The pick of the bunch is arguably Crystal Palace legend Julian Speroni, with fellow oldies Kelvin Davis and Gerhard Tremmel getting honourable mentions, perhaps more for their years of honourable service than their current ability.
West Brom’s Anders Lindegaard is another notable name, if only for his ill-fated spell at Old Trafford.
And the rest? Rob Elliot is as good as any fresh-faced kid from an academy or unheralded Eastern European. I’d take him over Sunderland counterpart Maksymilian Stryjek any day of the week – and Freddie Woodman, for that matter.
Don’t get me wrong, Freddie is one for the future, even if that future lies away from St. James Park. But at 18 and with just a handful of League Two games on his CV, is this really his time?

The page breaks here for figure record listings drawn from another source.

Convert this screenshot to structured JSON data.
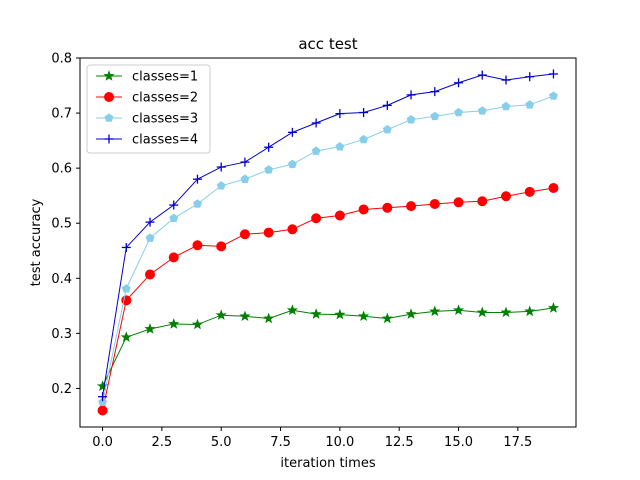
{
  "chart_data": {
    "type": "line",
    "title": "acc test",
    "xlabel": "iteration times",
    "ylabel": "test accuracy",
    "xlim": [
      -0.95,
      19.95
    ],
    "ylim": [
      0.13,
      0.8
    ],
    "xticks": [
      0,
      2.5,
      5,
      7.5,
      10,
      12.5,
      15,
      17.5
    ],
    "xtick_labels": [
      "0.0",
      "2.5",
      "5.0",
      "7.5",
      "10.0",
      "12.5",
      "15.0",
      "17.5"
    ],
    "yticks": [
      0.2,
      0.3,
      0.4,
      0.5,
      0.6,
      0.7,
      0.8
    ],
    "ytick_labels": [
      "0.2",
      "0.3",
      "0.4",
      "0.5",
      "0.6",
      "0.7",
      "0.8"
    ],
    "grid": false,
    "legend_position": "top-left",
    "x": [
      0,
      1,
      2,
      3,
      4,
      5,
      6,
      7,
      8,
      9,
      10,
      11,
      12,
      13,
      14,
      15,
      16,
      17,
      18,
      19
    ],
    "series": [
      {
        "name": "classes=1",
        "color": "#008000",
        "marker": "star",
        "values": [
          0.204,
          0.293,
          0.308,
          0.317,
          0.316,
          0.333,
          0.331,
          0.327,
          0.342,
          0.335,
          0.334,
          0.331,
          0.327,
          0.335,
          0.34,
          0.342,
          0.338,
          0.338,
          0.34,
          0.346
        ]
      },
      {
        "name": "classes=2",
        "color": "#ff0000",
        "marker": "circle",
        "values": [
          0.16,
          0.36,
          0.407,
          0.438,
          0.46,
          0.458,
          0.48,
          0.483,
          0.489,
          0.509,
          0.514,
          0.525,
          0.528,
          0.531,
          0.535,
          0.538,
          0.54,
          0.549,
          0.557,
          0.564
        ]
      },
      {
        "name": "classes=3",
        "color": "#87ceeb",
        "marker": "pentagon",
        "values": [
          0.175,
          0.381,
          0.473,
          0.509,
          0.535,
          0.568,
          0.58,
          0.597,
          0.607,
          0.631,
          0.639,
          0.652,
          0.67,
          0.688,
          0.694,
          0.701,
          0.704,
          0.712,
          0.715,
          0.731
        ]
      },
      {
        "name": "classes=4",
        "color": "#0000cd",
        "marker": "plus",
        "values": [
          0.185,
          0.456,
          0.502,
          0.533,
          0.58,
          0.602,
          0.611,
          0.638,
          0.665,
          0.682,
          0.699,
          0.701,
          0.714,
          0.733,
          0.739,
          0.755,
          0.769,
          0.76,
          0.766,
          0.771
        ]
      }
    ]
  }
}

Rob Elliot has played for his country, kept clean sheets in Europe, featured in the Premier League. His kicking leaves a little to be desired, but Elliot is a decent shot stopper, occasionally pulling off the spectacular.
Granted, his four seasons at United haven’t exactly been an unqualified success, and some of his off-the-record remarks rubbed fans up the wrong way, but he’s the safest pair of hands available.
Right now, safety is what Newcastle desperately crave.
It’s been two months since I first strapped on the gloves. In that time, Beaver Rapids have won a few and lost a couple. It’s been a steady progression in terms of competency and confidence – no camera saves, but no howlers either.
We’re all aware that I’ll not be number one next year, but I’ve not let anyone down in the interim.
If Rob Elliot can say the same come January, United couldn’t ask for anything more.